Structure of co-expression networks of Bifidobacterium species in response to human milk oligosaccharides
Revista : Frontiers in Molecular BiosciencesVolumen : 10
Tipo de publicación : ISI Ir a publicación
Abstract
Biological systems respond to environmental perturbations and a large diversity of compounds through gene interactions, and these genetic factors comprise complex networks. Experimental information from transcriptomic studies has allowed the identification of gene networks that contribute to our understanding of microbial adaptations. In this study, we analyzed the gene co-expression networks of three Bifidobacterium species in response to different types of human milk oligosaccharides (HMO) using weighted gene co-expression analysis (WGCNA). RNA-seq data obtained from Geo Datasets were obtained for Bifidobacterium longum subsp. Infantis, Bifidobacterium bifidum and Bifidobacterium longum subsp. Longum. Between 10 and 20 co-expressing modules were obtained for each dataset. HMO-associated genes appeared in the modules with more genes for B. infantis and B. bifidum, in contrast with B. longum. Hub genes were identified in each module, and in general they participated in conserved essential processes. Certain modules were differentially enriched with LacI-like transcription factors, and others with certain metabolic pathways such as the biosynthesis of secondary metabolites. The three Bifidobacterium transcriptomes showed distinct regulation patterns for HMO utilization.
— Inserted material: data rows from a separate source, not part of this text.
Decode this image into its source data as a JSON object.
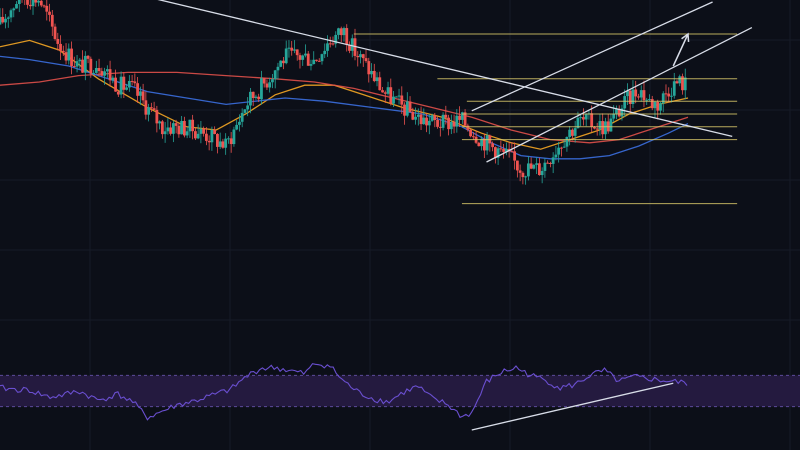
{
  "colors": {
    "background": "#0c0f18",
    "grid": "#161b27",
    "candle_up": "#26a69a",
    "candle_down": "#ef5350",
    "ma_fast": "#f5a623",
    "ma_mid": "#e0504a",
    "ma_slow": "#3b6fe0",
    "trendline": "#d8dde8",
    "fib_line": "#d9c86a",
    "rsi_line": "#6a4fd0",
    "rsi_band_fill": "#241a3f",
    "rsi_band_border": "#5b4a9a"
  },
  "chart_data": [
    {
      "type": "candlestick",
      "panel": "price",
      "title": "",
      "xlabel": "",
      "ylabel": "",
      "x_range": [
        0,
        140
      ],
      "y_range": [
        0,
        100
      ],
      "grid": true,
      "close_path": [
        [
          0,
          83
        ],
        [
          4,
          92
        ],
        [
          8,
          91
        ],
        [
          12,
          77
        ],
        [
          16,
          70
        ],
        [
          20,
          71
        ],
        [
          24,
          64
        ],
        [
          27,
          63
        ],
        [
          30,
          57
        ],
        [
          33,
          51
        ],
        [
          36,
          51
        ],
        [
          40,
          50
        ],
        [
          44,
          47
        ],
        [
          46,
          45
        ],
        [
          48,
          51
        ],
        [
          50,
          58
        ],
        [
          54,
          65
        ],
        [
          58,
          73
        ],
        [
          62,
          73
        ],
        [
          64,
          72
        ],
        [
          67,
          78
        ],
        [
          70,
          81
        ],
        [
          72,
          75
        ],
        [
          75,
          69
        ],
        [
          78,
          62
        ],
        [
          82,
          57
        ],
        [
          86,
          53
        ],
        [
          90,
          52
        ],
        [
          94,
          53
        ],
        [
          98,
          47
        ],
        [
          102,
          43
        ],
        [
          104,
          41
        ],
        [
          106,
          38
        ],
        [
          110,
          38
        ],
        [
          112,
          42
        ],
        [
          115,
          48
        ],
        [
          118,
          53
        ],
        [
          121,
          52
        ],
        [
          123,
          51
        ],
        [
          124,
          52
        ],
        [
          126,
          56
        ],
        [
          128,
          60
        ],
        [
          130,
          63
        ],
        [
          132,
          59
        ],
        [
          134,
          58
        ],
        [
          136,
          63
        ],
        [
          138,
          65
        ],
        [
          140,
          64
        ]
      ],
      "moving_averages": [
        {
          "key": "ma_fast",
          "values": [
            [
              0,
              76
            ],
            [
              6,
              78
            ],
            [
              12,
              75
            ],
            [
              20,
              66
            ],
            [
              30,
              57
            ],
            [
              38,
              51
            ],
            [
              44,
              50
            ],
            [
              50,
              55
            ],
            [
              56,
              61
            ],
            [
              62,
              64
            ],
            [
              68,
              64
            ],
            [
              74,
              61
            ],
            [
              82,
              57
            ],
            [
              90,
              54
            ],
            [
              98,
              49
            ],
            [
              104,
              46
            ],
            [
              110,
              44
            ],
            [
              116,
              47
            ],
            [
              122,
              50
            ],
            [
              128,
              55
            ],
            [
              134,
              58
            ],
            [
              140,
              60
            ]
          ]
        },
        {
          "key": "ma_mid",
          "values": [
            [
              0,
              64
            ],
            [
              8,
              65
            ],
            [
              16,
              67
            ],
            [
              26,
              68
            ],
            [
              36,
              68
            ],
            [
              46,
              67
            ],
            [
              56,
              66
            ],
            [
              64,
              65
            ],
            [
              72,
              63
            ],
            [
              80,
              60
            ],
            [
              88,
              57
            ],
            [
              96,
              54
            ],
            [
              104,
              50
            ],
            [
              112,
              47
            ],
            [
              120,
              46
            ],
            [
              126,
              47
            ],
            [
              132,
              50
            ],
            [
              140,
              54
            ]
          ]
        },
        {
          "key": "ma_slow",
          "values": [
            [
              0,
              73
            ],
            [
              6,
              72
            ],
            [
              14,
              70
            ],
            [
              22,
              66
            ],
            [
              30,
              62
            ],
            [
              38,
              60
            ],
            [
              46,
              58
            ],
            [
              52,
              59
            ],
            [
              58,
              60
            ],
            [
              66,
              59
            ],
            [
              76,
              57
            ],
            [
              86,
              55
            ],
            [
              94,
              51
            ],
            [
              100,
              46
            ],
            [
              106,
              42
            ],
            [
              112,
              41
            ],
            [
              118,
              41
            ],
            [
              124,
              42
            ],
            [
              130,
              45
            ],
            [
              136,
              49
            ],
            [
              140,
              52
            ]
          ]
        }
      ],
      "trendlines": [
        {
          "from": [
            7,
            100
          ],
          "to": [
            149,
            48
          ]
        },
        {
          "from": [
            99,
            40
          ],
          "to": [
            153,
            82
          ]
        },
        {
          "from": [
            96,
            56
          ],
          "to": [
            145,
            90
          ]
        }
      ],
      "horizontal_levels": [
        {
          "value": 80,
          "x_start": 72,
          "x_end": 150
        },
        {
          "value": 66,
          "x_start": 89,
          "x_end": 150
        },
        {
          "value": 59,
          "x_start": 95,
          "x_end": 150
        },
        {
          "value": 55,
          "x_start": 94,
          "x_end": 150
        },
        {
          "value": 51,
          "x_start": 94,
          "x_end": 150
        },
        {
          "value": 47,
          "x_start": 94,
          "x_end": 150
        },
        {
          "value": 27,
          "x_start": 94,
          "x_end": 150
        }
      ],
      "projection_arrow": {
        "from": [
          137,
          70
        ],
        "to": [
          140,
          80
        ]
      }
    },
    {
      "type": "line",
      "panel": "oscillator",
      "title": "",
      "xlabel": "",
      "ylabel": "",
      "x_range": [
        0,
        140
      ],
      "y_range": [
        0,
        100
      ],
      "band": [
        30,
        70
      ],
      "series": [
        {
          "key": "rsi_line",
          "values": [
            [
              0,
              54
            ],
            [
              3,
              52
            ],
            [
              6,
              51
            ],
            [
              10,
              42
            ],
            [
              13,
              45
            ],
            [
              16,
              50
            ],
            [
              20,
              38
            ],
            [
              24,
              46
            ],
            [
              27,
              36
            ],
            [
              30,
              16
            ],
            [
              33,
              24
            ],
            [
              36,
              32
            ],
            [
              40,
              38
            ],
            [
              44,
              46
            ],
            [
              47,
              52
            ],
            [
              50,
              68
            ],
            [
              53,
              79
            ],
            [
              56,
              80
            ],
            [
              59,
              76
            ],
            [
              62,
              72
            ],
            [
              64,
              85
            ],
            [
              67,
              83
            ],
            [
              70,
              62
            ],
            [
              73,
              48
            ],
            [
              76,
              40
            ],
            [
              79,
              36
            ],
            [
              82,
              48
            ],
            [
              85,
              56
            ],
            [
              88,
              40
            ],
            [
              91,
              33
            ],
            [
              94,
              17
            ],
            [
              96,
              22
            ],
            [
              99,
              62
            ],
            [
              102,
              74
            ],
            [
              105,
              80
            ],
            [
              108,
              70
            ],
            [
              111,
              64
            ],
            [
              114,
              54
            ],
            [
              117,
              58
            ],
            [
              120,
              70
            ],
            [
              123,
              76
            ],
            [
              126,
              62
            ],
            [
              129,
              68
            ],
            [
              132,
              66
            ],
            [
              134,
              64
            ],
            [
              137,
              62
            ],
            [
              140,
              60
            ]
          ]
        }
      ],
      "trendlines": [
        {
          "from": [
            96,
            0
          ],
          "to": [
            137,
            60
          ]
        }
      ]
    }
  ]
}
HMO-associated genes in B. infantis co-expressed in two modules according to their participation in galactose or N-Acetylglucosamine utilization. Instead, B. bifidum showed a less structured co-expression of genes participating in HMO utilization. Finally, this category of genes in B. longum clustered in a small module, indicating a lack of co-expression with main cell processes and suggesting a recent acquisition. This study highlights distinct co-expression architectures in these bifidobacterial genomes during HMO consumption, and contributes to understanding gene regulation and co-expression in these species of the gut microbiome.